Unresolved Temporary Rulings

Our temp ruling about Enemies of the State (stating that you pass if opponent has no personnel present) remains on the books, but Enemies is still banned, so no worries.

Rules Soapbox: Communicating Old Rules Changes

This is a living card game. Just like a living card game is always changed by new cards, so too will a living card game inevitably be changed by updated rules... sometimes quite boldly. Who can forget the radical innovations of the First Contact expansion, from abolishing the 60-card limit to inventing downloads? The CC era has been much more modest than Decipher, nipping and tucking here and there with the aim of incremental improvement, and I think that's been much healthier than Decipher's rules recklessness... but, even in the CC era, the rules do still change. I won't promise to end rule changes, and I'd be a bad Rules Manager if I did. Heck, the like/as rule change we're announcing this very month is a rule change (albeit a small one).

The problem is that rule changes are a bit harder to grok than new cards. A player comes back to the game after five years away, and it's easy to catch up on new cards: just look at all the new expansions! It'll take a little while, but, in an hour or two, you'll know everything that's new since the last time you played. But how would a returning player find out a rule change?

I recall an event several years ago where my opponent was psyched to seed Comfort Women on Mirror Bajor to fuel his Enemies of the State lockout... and was disappointed to learn that the rule had changed nine months before, so that Comfort Women could not actually seed on Mirror Bajor. (I still lost!) This was anĀ active player, and he just missed the announcement. I've been trying to help active players with rule changes by including comments in the RRD and by writing these long explainers every month.

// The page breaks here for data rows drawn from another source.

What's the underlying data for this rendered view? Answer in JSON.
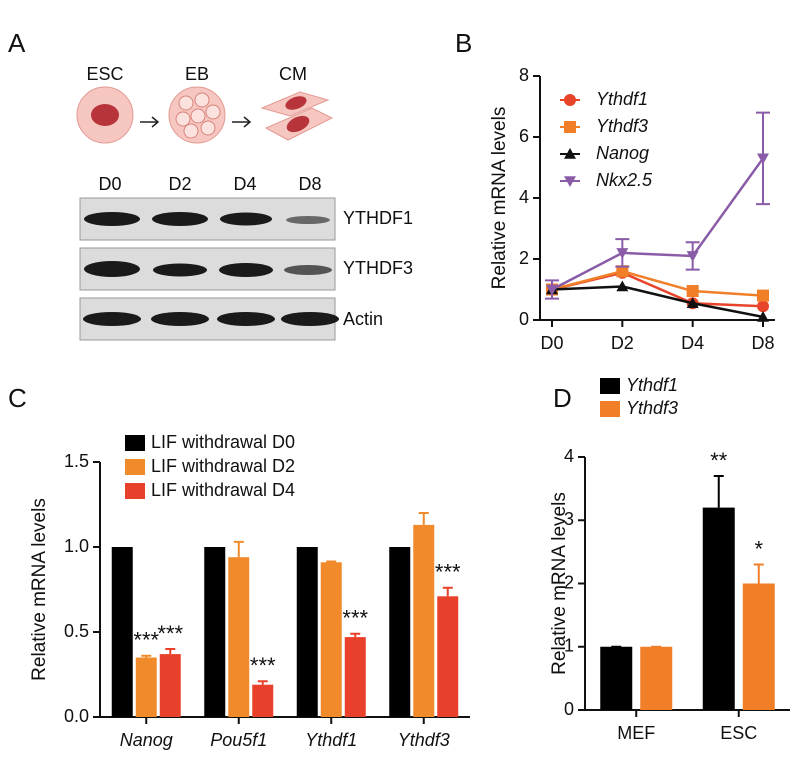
{
  "panel_a": {
    "label": "A",
    "stages": [
      "ESC",
      "EB",
      "CM"
    ],
    "lanes": [
      "D0",
      "D2",
      "D4",
      "D8"
    ],
    "blots": [
      "YTHDF1",
      "YTHDF3",
      "Actin"
    ]
  },
  "chart_data": [
    {
      "panel": "B",
      "type": "line",
      "ylabel": "Relative mRNA levels",
      "categories": [
        "D0",
        "D2",
        "D4",
        "D8"
      ],
      "ylim": [
        0,
        8
      ],
      "yticks": [
        0,
        2,
        4,
        6,
        8
      ],
      "legend": "top-left",
      "legend_italic": true,
      "series": [
        {
          "name": "Ythdf1",
          "color": "#e8442a",
          "marker": "circle",
          "values": [
            1,
            1.55,
            0.55,
            0.45
          ]
        },
        {
          "name": "Ythdf3",
          "color": "#f07f28",
          "marker": "square",
          "values": [
            1,
            1.6,
            0.95,
            0.8
          ]
        },
        {
          "name": "Nanog",
          "color": "#111111",
          "marker": "triangle",
          "values": [
            1,
            1.1,
            0.55,
            0.1
          ]
        },
        {
          "name": "Nkx2.5",
          "color": "#8a5ca8",
          "marker": "triangle-down",
          "values": [
            1,
            2.2,
            2.1,
            5.3
          ],
          "errors": [
            0.3,
            0.45,
            0.45,
            1.5
          ]
        }
      ]
    },
    {
      "panel": "C",
      "type": "bar",
      "ylabel": "Relative mRNA levels",
      "categories": [
        "Nanog",
        "Pou5f1",
        "Ythdf1",
        "Ythdf3"
      ],
      "category_italic": true,
      "ylim": [
        0,
        1.5
      ],
      "yticks": [
        {
          "value": 0,
          "label": "0.0"
        },
        {
          "value": 0.5,
          "label": "0.5"
        },
        {
          "value": 1,
          "label": "1.0"
        },
        {
          "value": 1.5,
          "label": "1.5"
        }
      ],
      "legend": "top",
      "series": [
        {
          "name": "LIF withdrawal D0",
          "color": "#000000",
          "values": [
            1,
            1,
            1,
            1
          ]
        },
        {
          "name": "LIF withdrawal D2",
          "color": "#f08a2a",
          "values": [
            0.35,
            0.94,
            0.91,
            1.13
          ],
          "errors": [
            0.01,
            0.09,
            0.005,
            0.07
          ],
          "significance": [
            "***",
            null,
            null,
            null
          ]
        },
        {
          "name": "LIF withdrawal D4",
          "color": "#e8402a",
          "values": [
            0.37,
            0.19,
            0.47,
            0.71
          ],
          "errors": [
            0.03,
            0.02,
            0.02,
            0.05
          ],
          "significance": [
            "***",
            "***",
            "***",
            "***"
          ]
        }
      ]
    },
    {
      "panel": "D",
      "type": "bar",
      "ylabel": "Relative mRNA levels",
      "categories": [
        "MEF",
        "ESC"
      ],
      "ylim": [
        0,
        4
      ],
      "yticks": [
        0,
        1,
        2,
        3,
        4
      ],
      "legend": "top",
      "legend_italic": true,
      "series": [
        {
          "name": "Ythdf1",
          "color": "#000000",
          "values": [
            1,
            3.2
          ],
          "errors": [
            0,
            0.5
          ],
          "significance": [
            null,
            "**"
          ]
        },
        {
          "name": "Ythdf3",
          "color": "#f07f28",
          "values": [
            1,
            2
          ],
          "errors": [
            0,
            0.3
          ],
          "significance": [
            null,
            "*"
          ]
        }
      ]
    }
  ]
}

But what if my opponent wasn't active, and this was his first tournament back? How on Earth would he have known? Would we tell him to dig through the Article archives and just READ all the Rules Committee articles from the past ten years? That doesn't seem very reasonable. And what about the rule changes announced only on forum threads? What about rule changes that happened in Decipher times? If the player hasn't played in long enough, he might still be sliding his outposts under missions! (That didn't change until The Dominion.) So there currently seems to be no way for players to learn about rule changes, ESPECIALLY small rule changes, without just whoopsie stumbling into them and getting corrected. That's bad.

This is a hard problem, and the Rules Committee is trying to figure out some solutions to it. We haven't solved it yet. Do you have any suggestions? Please tell us in the forum thread, or PM or email me.


Thanks for reading! Be sure to tell us on the forums what you think of everything we've done this month. Hopefully you're happy, but, if you're not, we want to hear that, too. Until next month, we'll see you on the spaceline!

NOTE: If you happen to be reading this article right at the stroke of server midnight: first, congratulations! You're the kind of rules nerd I appreciate! Second, though, I'm having a couple minor file upload issues here in my isolated cabin so the actual Glossary and Rulebook updates won't be posted for about another hour. Until that's sorted out, you can read through this month's RRD!